# Need help on this question. thanks guys

• Jun 27th 2014, 02:32 AM
pumbaa213
Need help on this question. thanks guys
(i) Find the numerical value of the derivative of 3^x when x=2.
The answer given is 9.89

How do i solve this?

My attempt:
Firstly, i equate y=3^x
then i tried using ln to solve but i got stuck somewhere..
lny=xln3
...

• Jun 27th 2014, 04:31 AM
pumbaa213
Re: Need help on this question. thanks guys
its okay guys. I managed to solve it (finally!)

Let y=3^x
y=3^x
lny=ln3^x (ln both sides)
lny=xln3 (due to the law of log: lnx^a = alnx)
y= e^xln3 (change to index form)
dy/dx= e^xln3(ln3) (differentiate y)
dy/dx = 9.89 (3 s.f.)
• Jun 27th 2014, 06:55 AM
HallsofIvy
Re: Need help on this question. thanks guys
Another way to do this: $y= 3^x$ so ln(y)= x ln(3). Differentiate both sides with respect to x:
$\frac{1}{y}\frac{dy}{dx}= ln(3)$ so $\frac{dy}{dx}= y ln(3)= 3^x ln(3)$.

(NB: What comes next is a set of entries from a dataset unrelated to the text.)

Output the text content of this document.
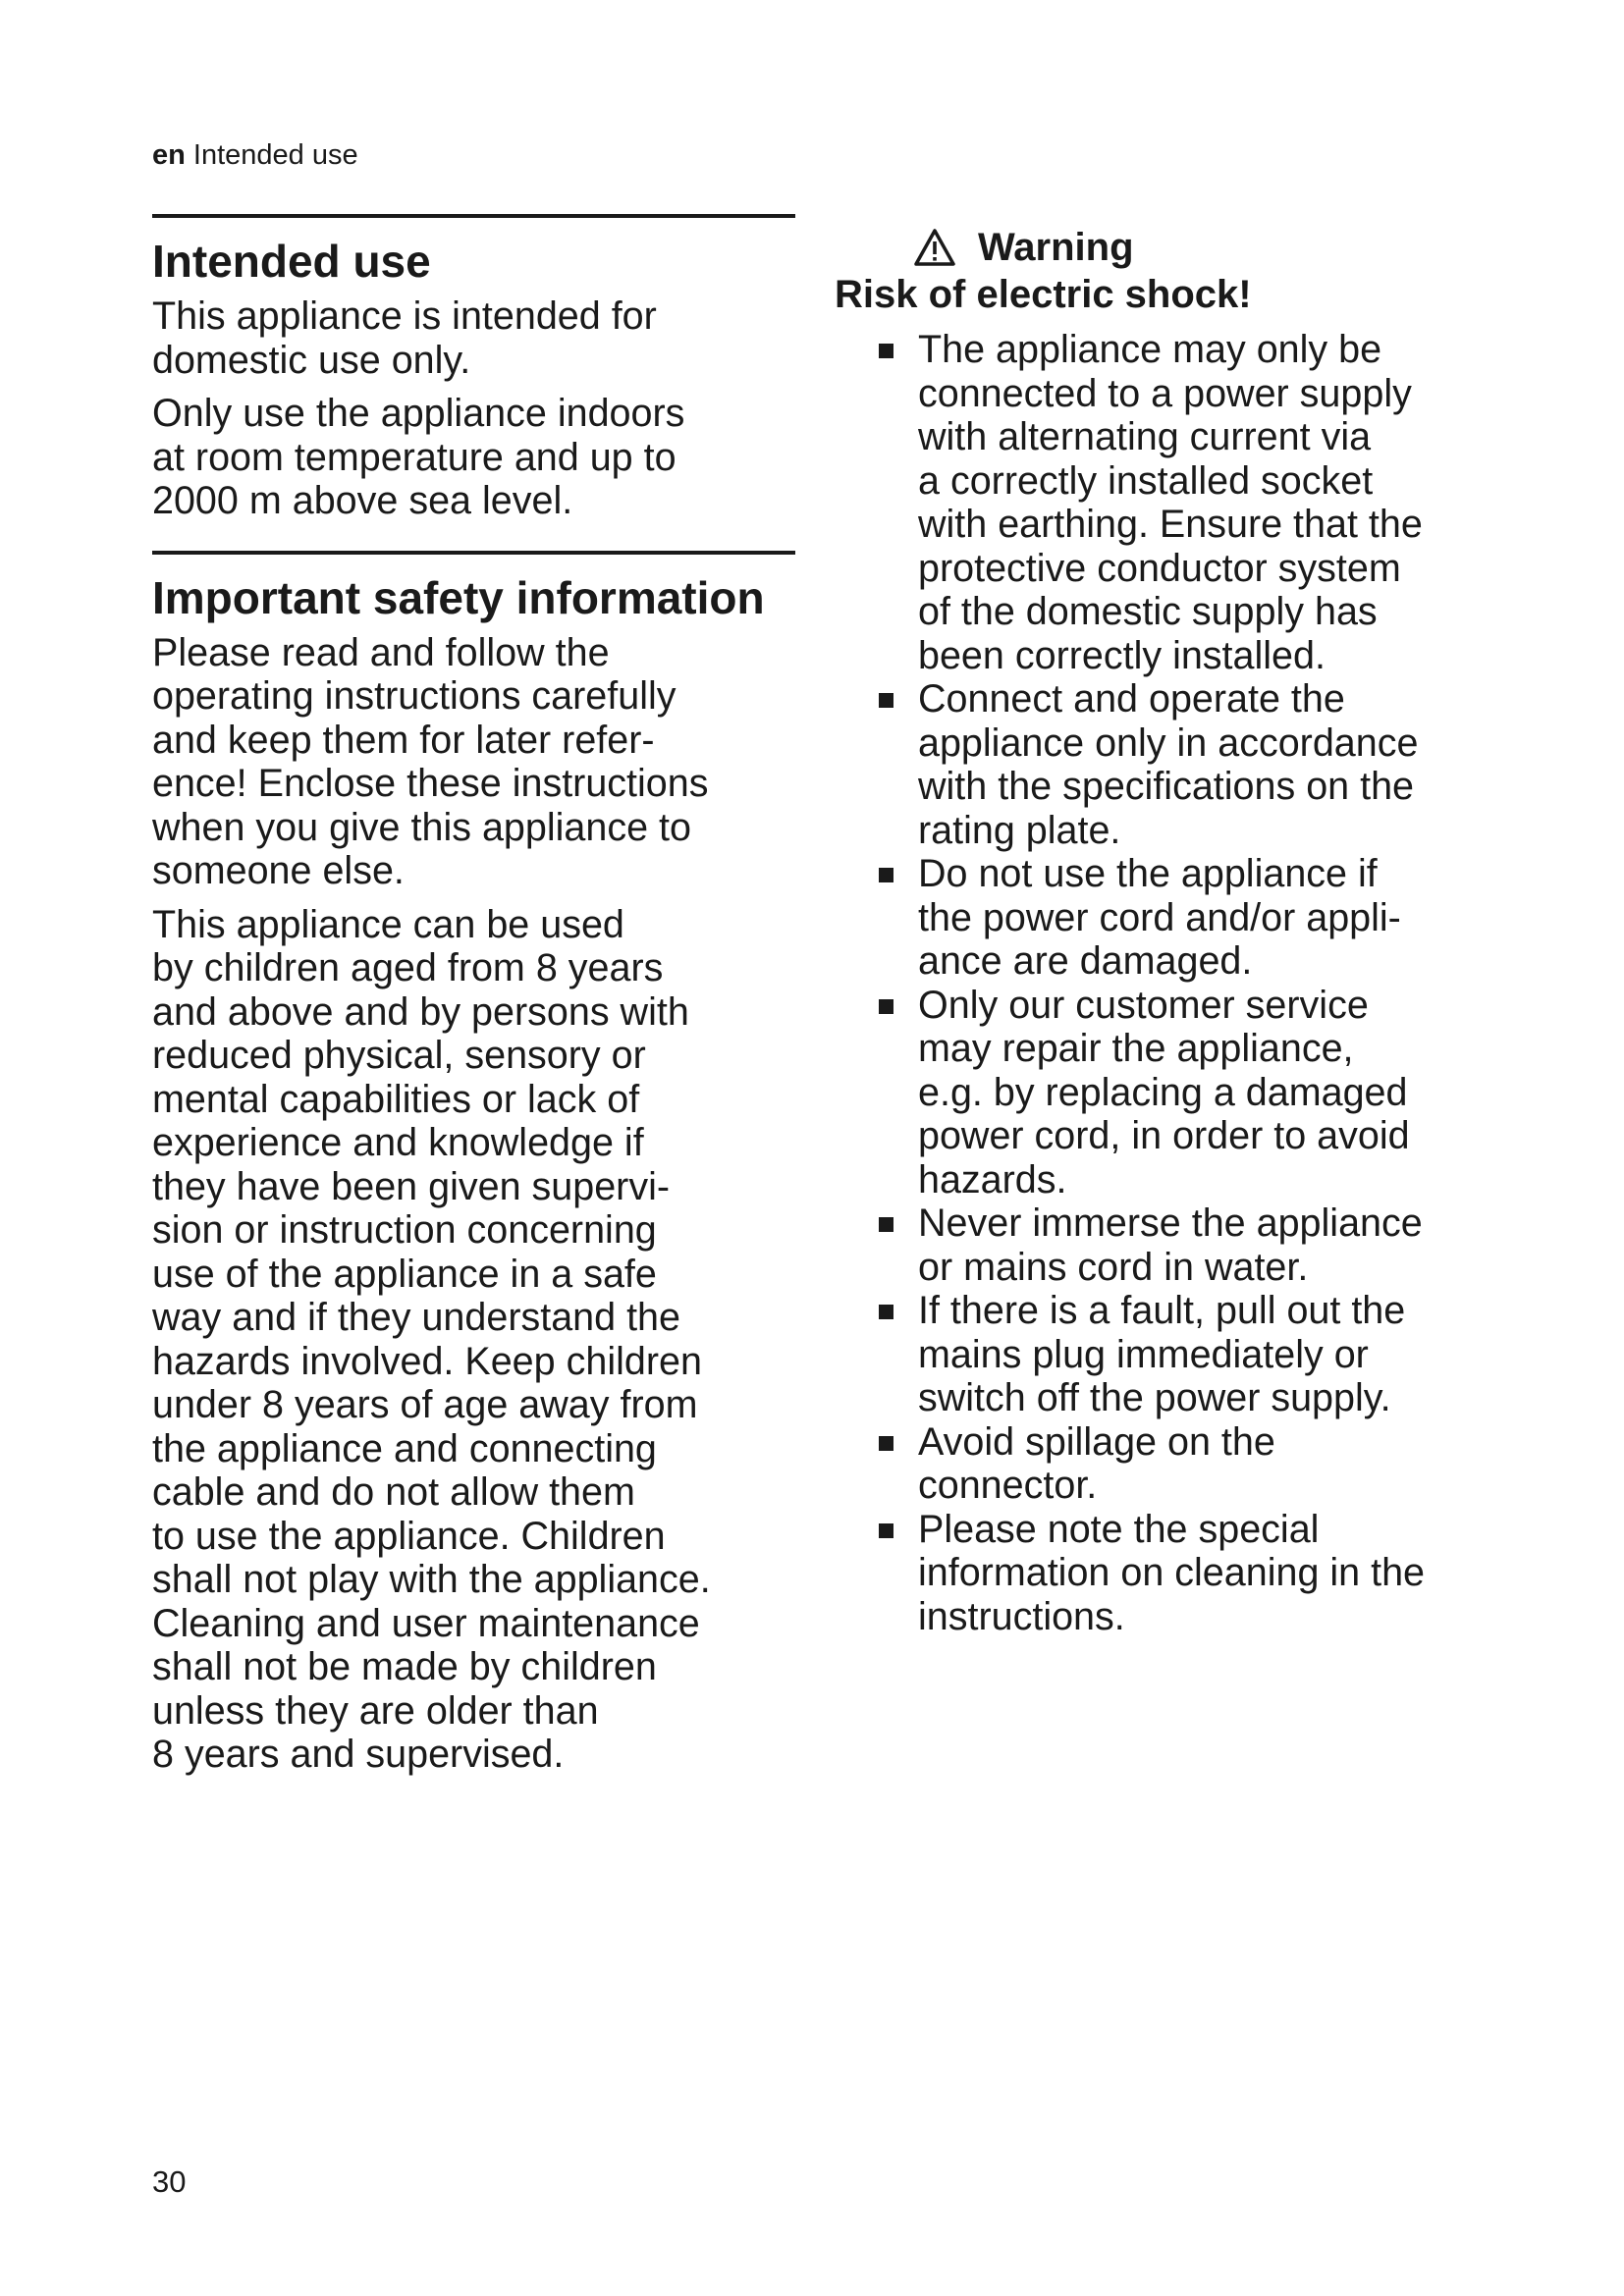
en Intended use
Intended use

This appliance is intended for
domestic use only.

Only use the appliance indoors
at room temperature and up to
2000 m above sea level.

Important safety information

Please read and follow the
operating instructions carefully
and keep them for later refer-
ence! Enclose these instructions
when you give this appliance to
someone else.

This appliance can be used
by children aged from 8 years
and above and by persons with
reduced physical, sensory or
mental capabilities or lack of
experience and knowledge if
they have been given supervi-
sion or instruction concerning
use of the appliance in a safe
way and if they understand the
hazards involved. Keep children
under 8 years of age away from
the appliance and connecting
cable and do not allow them
to use the appliance. Children
shall not play with the appliance.
Cleaning and user maintenance
shall not be made by children
unless they are older than
8 years and supervised.

Warning
Risk of electric shock!
The appliance may only be
connected to a power supply
with alternating current via
a correctly installed socket
with earthing. Ensure that the
protective conductor system
of the domestic supply has
been correctly installed.
Connect and operate the
appliance only in accordance
with the specifications on the
rating plate.
Do not use the appliance if
the power cord and/or appli-
ance are damaged.
Only our customer service
may repair the appliance,
e.g. by replacing a damaged
power cord, in order to avoid
hazards.
Never immerse the appliance
or mains cord in water.
If there is a fault, pull out the
mains plug immediately or
switch off the power supply.
Avoid spillage on the
connector.
Please note the special
information on cleaning in the
instructions.
30
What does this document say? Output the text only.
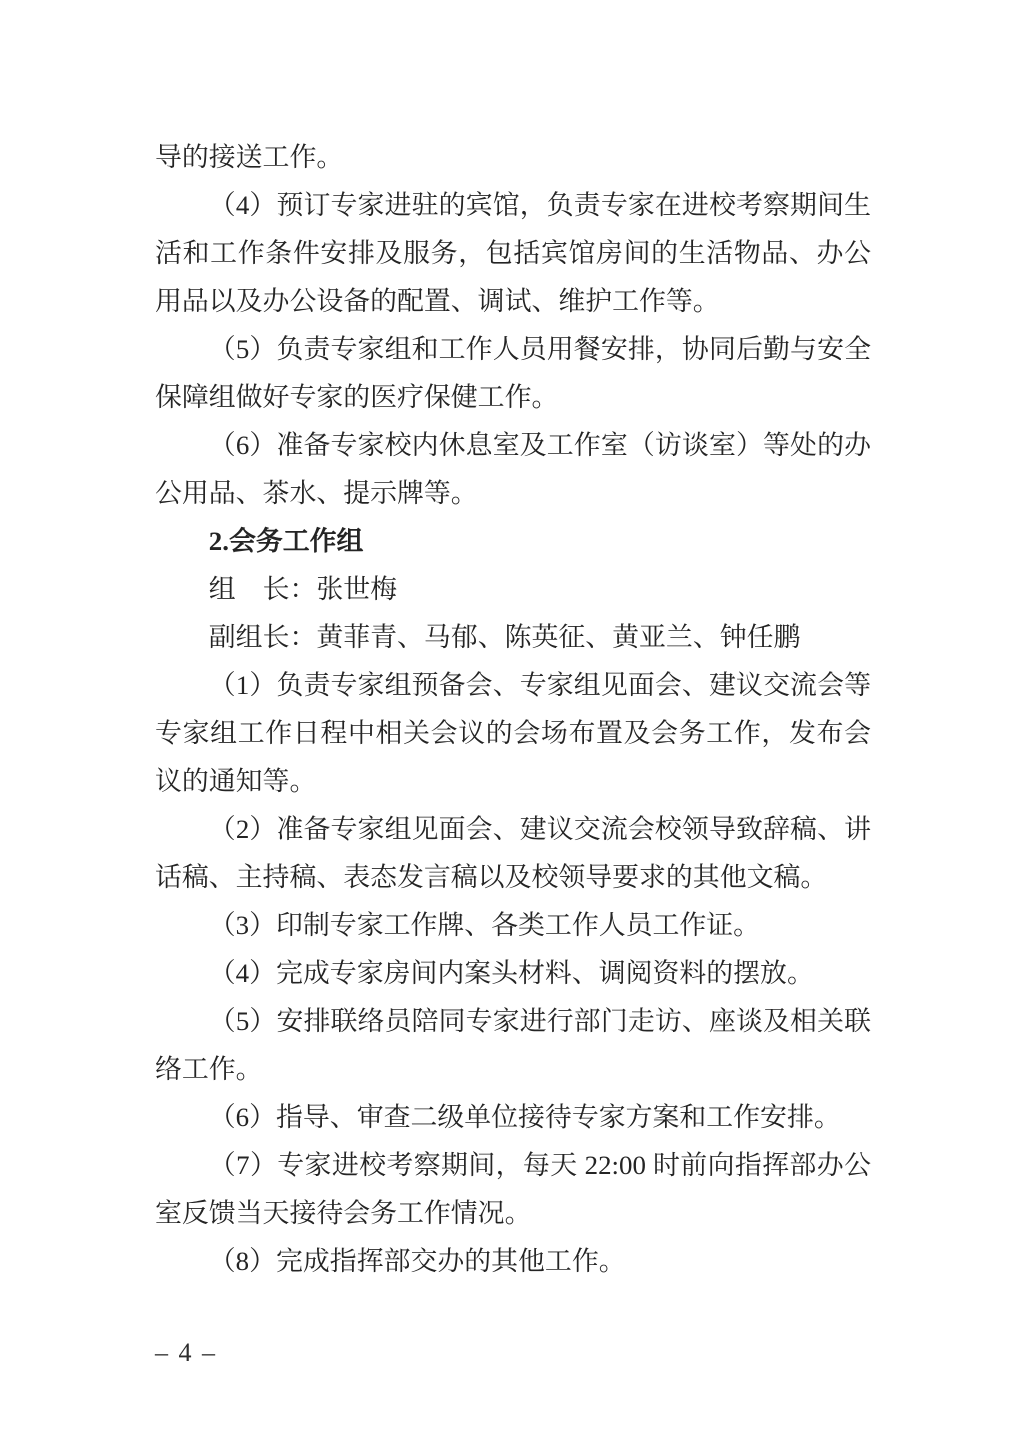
导的接送工作。

（4）预订专家进驻的宾馆，负责专家在进校考察期间生活和工作条件安排及服务，包括宾馆房间的生活物品、办公用品以及办公设备的配置、调试、维护工作等。

（5）负责专家组和工作人员用餐安排，协同后勤与安全保障组做好专家的医疗保健工作。

（6）准备专家校内休息室及工作室（访谈室）等处的办公用品、茶水、提示牌等。

2.会务工作组

组　长：张世梅

副组长：黄菲青、马郁、陈英征、黄亚兰、钟任鹏

（1）负责专家组预备会、专家组见面会、建议交流会等专家组工作日程中相关会议的会场布置及会务工作，发布会议的通知等。

（2）准备专家组见面会、建议交流会校领导致辞稿、讲话稿、主持稿、表态发言稿以及校领导要求的其他文稿。

（3）印制专家工作牌、各类工作人员工作证。

（4）完成专家房间内案头材料、调阅资料的摆放。

（5）安排联络员陪同专家进行部门走访、座谈及相关联络工作。

（6）指导、审查二级单位接待专家方案和工作安排。

（7）专家进校考察期间，每天 22:00 时前向指挥部办公室反馈当天接待会务工作情况。

（8）完成指挥部交办的其他工作。

– 4 –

Going back to the definition of derivative, the difference quotient would be $\frac{3^{x+h}- 3^x}{h}= \frac{3^x3^h- 3^x}{h}= 3^x\frac{3^h- 1}{h}$. So the derivative is given by $\lim_{h\to 0} 3^x \frac{3^h- 1}{h}= 3^x\left(\lim_{h\to 0}\frac{3^h- 1}{h}\right)$

Notice that the first part of that, $3^x$ does not have an "h" while the limit does not involve "x". That means that the derivative of $3^x$ is just $3^x$ times a constant. (Of course there is nothing special about "3"- exactly the same thing can be done with an positive number "a", though the constant varies with a.) Using $3^x= e^{ln(3^x)}= e^{xln(3)}$ shows that the constant is ln(3).